『ホテル・カリフォルニア』
『ホテル・カルフォリニア』です。
開演して数十分、「これ綴りが違うじゃん!これじゃあ『ホテル・カルフォリニア』だよ」ってセリフが出てくるまで私も『ホテル・カリフォルニア』だと思っていました。
イーグルスの曲だそうですね。
聴いたことある人は多いかも。渋くてカッコイイ曲です。
それくらい、少々福士誠治から離れた状態での観劇スタートでした。
何なら千穐楽の時間も勘違いしていて、危うく劇場に来たらすべてが終わっていたところでした。
座長である福士誠治、開演すぐにオールバックで出てきます。かっこいい。胸元開いてます。かっこいい。
福士演じるヤクザサイドの物語が進み、ホテルの従業員サイドの物語が進み、交わったところからはほとんど出ずっぱりでした。
ホテル・カルフォリニア、ホテル・カリフォルニア をもじった漫画が原作なのですが。
私は楽日前日と楽日の二日観劇しましたが、原作の漫画を読んでいないぶん、一日目は物語についていけませんでした。結構ハチャメチャ。
二回目ともなればなんとなく物語の流れもセリフも覚えてきます。
そこでおぼえたのがコメディー勢の「間のとり方」への感動でした。
とくになだぎ武は私の中ではピカイチにツボで、「ナイス間オブザイヤー」的な大賞があってもなくても贈りたいです。
下ネタ、アドリブ、ゴリッッッゴリで(特に千穐楽は)引っ掻き回しながら舞台全体のコメディー感に色をつけていく感じ、絡む役者まで面白くしてしまうのは彼が芸人だからでしょうか。
くそう、だから芸人に憧れる。
こういう即興バトルみたいなものはドラマや映画ではなかなか観られないので、やっぱり舞台映えするなあ、と思いますね。
二回観てなんとなく流れやセリフがわかってきたと申しました。
つまり、どこがきちんと台本通り言っているセリフで、どこがアドリブだったのかも二回目でやっとわかったわけです。
アドリブだと思っていたところが本来のセリフだったり、本来のセリフだと思っていたらアドリブだったり。

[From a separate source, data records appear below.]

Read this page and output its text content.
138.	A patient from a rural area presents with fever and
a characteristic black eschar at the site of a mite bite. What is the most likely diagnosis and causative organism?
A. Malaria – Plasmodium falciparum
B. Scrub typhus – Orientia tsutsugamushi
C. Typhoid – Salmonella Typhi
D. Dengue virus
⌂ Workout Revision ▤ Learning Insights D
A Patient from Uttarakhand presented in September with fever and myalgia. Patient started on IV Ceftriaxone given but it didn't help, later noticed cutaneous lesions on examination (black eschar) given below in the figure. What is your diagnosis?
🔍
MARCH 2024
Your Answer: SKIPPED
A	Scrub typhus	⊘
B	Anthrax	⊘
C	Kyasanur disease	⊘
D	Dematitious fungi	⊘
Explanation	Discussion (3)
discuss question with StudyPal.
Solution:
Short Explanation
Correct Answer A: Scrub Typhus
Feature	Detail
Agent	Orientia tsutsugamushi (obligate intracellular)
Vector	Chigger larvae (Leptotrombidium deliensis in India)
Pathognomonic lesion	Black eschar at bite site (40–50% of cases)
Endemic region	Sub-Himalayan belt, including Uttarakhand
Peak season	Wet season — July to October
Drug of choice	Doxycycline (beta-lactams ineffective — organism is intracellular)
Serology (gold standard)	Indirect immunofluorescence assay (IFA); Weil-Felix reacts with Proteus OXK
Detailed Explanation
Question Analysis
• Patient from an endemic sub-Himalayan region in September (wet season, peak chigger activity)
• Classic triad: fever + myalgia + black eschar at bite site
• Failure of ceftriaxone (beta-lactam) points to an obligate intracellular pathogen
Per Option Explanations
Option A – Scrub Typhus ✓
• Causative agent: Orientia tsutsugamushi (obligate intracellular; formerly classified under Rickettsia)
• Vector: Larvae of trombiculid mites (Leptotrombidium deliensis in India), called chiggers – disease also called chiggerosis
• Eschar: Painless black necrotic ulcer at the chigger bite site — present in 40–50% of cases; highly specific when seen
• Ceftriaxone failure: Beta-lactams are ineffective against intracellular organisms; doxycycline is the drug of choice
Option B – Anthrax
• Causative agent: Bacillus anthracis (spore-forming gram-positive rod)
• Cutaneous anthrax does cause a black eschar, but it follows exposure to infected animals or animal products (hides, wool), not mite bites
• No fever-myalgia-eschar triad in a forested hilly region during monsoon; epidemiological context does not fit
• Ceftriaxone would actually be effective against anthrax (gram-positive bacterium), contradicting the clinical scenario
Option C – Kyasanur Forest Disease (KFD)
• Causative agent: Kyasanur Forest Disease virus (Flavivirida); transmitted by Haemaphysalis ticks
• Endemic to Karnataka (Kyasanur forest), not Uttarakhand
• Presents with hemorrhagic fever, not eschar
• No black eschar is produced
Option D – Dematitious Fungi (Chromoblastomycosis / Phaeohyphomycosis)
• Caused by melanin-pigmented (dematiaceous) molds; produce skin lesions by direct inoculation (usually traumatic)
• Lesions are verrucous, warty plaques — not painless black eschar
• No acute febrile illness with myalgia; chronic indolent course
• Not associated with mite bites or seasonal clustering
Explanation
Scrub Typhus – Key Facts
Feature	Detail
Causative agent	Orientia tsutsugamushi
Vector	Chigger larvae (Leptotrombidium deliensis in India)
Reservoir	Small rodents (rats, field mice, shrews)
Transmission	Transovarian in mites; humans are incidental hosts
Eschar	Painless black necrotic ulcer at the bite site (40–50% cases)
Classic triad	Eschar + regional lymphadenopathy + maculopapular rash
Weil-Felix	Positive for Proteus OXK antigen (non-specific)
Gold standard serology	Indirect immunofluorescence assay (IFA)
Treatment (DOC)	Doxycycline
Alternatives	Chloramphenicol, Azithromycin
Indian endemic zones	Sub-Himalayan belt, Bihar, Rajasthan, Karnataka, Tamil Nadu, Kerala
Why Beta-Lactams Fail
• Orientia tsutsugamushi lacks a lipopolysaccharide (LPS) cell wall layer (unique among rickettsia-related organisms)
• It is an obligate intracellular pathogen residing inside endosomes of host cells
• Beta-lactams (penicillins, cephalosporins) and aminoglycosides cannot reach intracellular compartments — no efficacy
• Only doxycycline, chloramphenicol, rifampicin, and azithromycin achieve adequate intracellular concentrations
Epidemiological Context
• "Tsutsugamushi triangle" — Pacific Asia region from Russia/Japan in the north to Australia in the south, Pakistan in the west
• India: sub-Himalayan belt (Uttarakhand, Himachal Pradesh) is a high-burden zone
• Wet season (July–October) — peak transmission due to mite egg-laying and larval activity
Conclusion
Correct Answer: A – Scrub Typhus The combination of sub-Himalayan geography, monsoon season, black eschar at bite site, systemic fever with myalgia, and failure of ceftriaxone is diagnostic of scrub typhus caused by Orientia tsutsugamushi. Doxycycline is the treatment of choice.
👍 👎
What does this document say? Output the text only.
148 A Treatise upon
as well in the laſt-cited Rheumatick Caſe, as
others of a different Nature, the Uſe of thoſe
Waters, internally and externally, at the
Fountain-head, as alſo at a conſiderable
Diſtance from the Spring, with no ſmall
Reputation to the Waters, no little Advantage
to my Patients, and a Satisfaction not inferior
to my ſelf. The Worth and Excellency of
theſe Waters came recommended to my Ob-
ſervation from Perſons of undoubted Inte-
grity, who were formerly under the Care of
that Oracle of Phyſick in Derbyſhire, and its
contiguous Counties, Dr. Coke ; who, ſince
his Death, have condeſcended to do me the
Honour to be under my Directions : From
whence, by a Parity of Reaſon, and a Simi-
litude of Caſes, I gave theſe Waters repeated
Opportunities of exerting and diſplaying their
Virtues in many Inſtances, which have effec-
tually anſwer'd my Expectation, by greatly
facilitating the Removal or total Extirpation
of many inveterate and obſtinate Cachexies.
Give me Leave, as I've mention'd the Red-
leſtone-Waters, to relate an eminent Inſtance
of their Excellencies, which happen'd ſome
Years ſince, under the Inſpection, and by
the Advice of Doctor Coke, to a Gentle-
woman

声の抜き方や、それこそ間なんかの取り方で、アドリブっぽく見せて笑いを取る演技力も、とっさの出来事に冷静な判断でセリフを話す瞬発力も、舞台に立つ役者にとって重要な力だと思いますし、福士誠治にはそんな力があるんだよなぁ、と実感しました。
『ホテル・カルフォリニア』、原作を知らないので最後のシーンがやはりスッキリしていないのですが…
原作もあんな感じなんでしょうかね。
フライヤーから照明から「極彩色!」といった印象でしたが、ちょっと唐十郎の『下谷町万年物語』を思い出しました。
とはいっても蜷川幸雄演出の『下谷町万年物語』と大堀光威演出の『ホテル・カルフォリニア』がダブっただけの気もしますが…
でもなんとなく訳の分からない毒々しさがアンダーグラウンドな印象でした。ダーク。
こういう原作ものの内容について語ろうとすると、舞台や映画ではなく原作の話になってしまうのであまり得意ではないのですが
今回は全く原作を知らずに臨んだので単純に福士誠治のかっこよさと色気を楽しめた舞台でした。
このエロさは引きずりそうです。
福士誠治は舞台で映える役者だと思っています。(塩顔味噌俳優のくせに)
本人も「劇場に来てください。演劇を楽しみましょう。」と言っていました。
テレビの露出を熱く切望致します。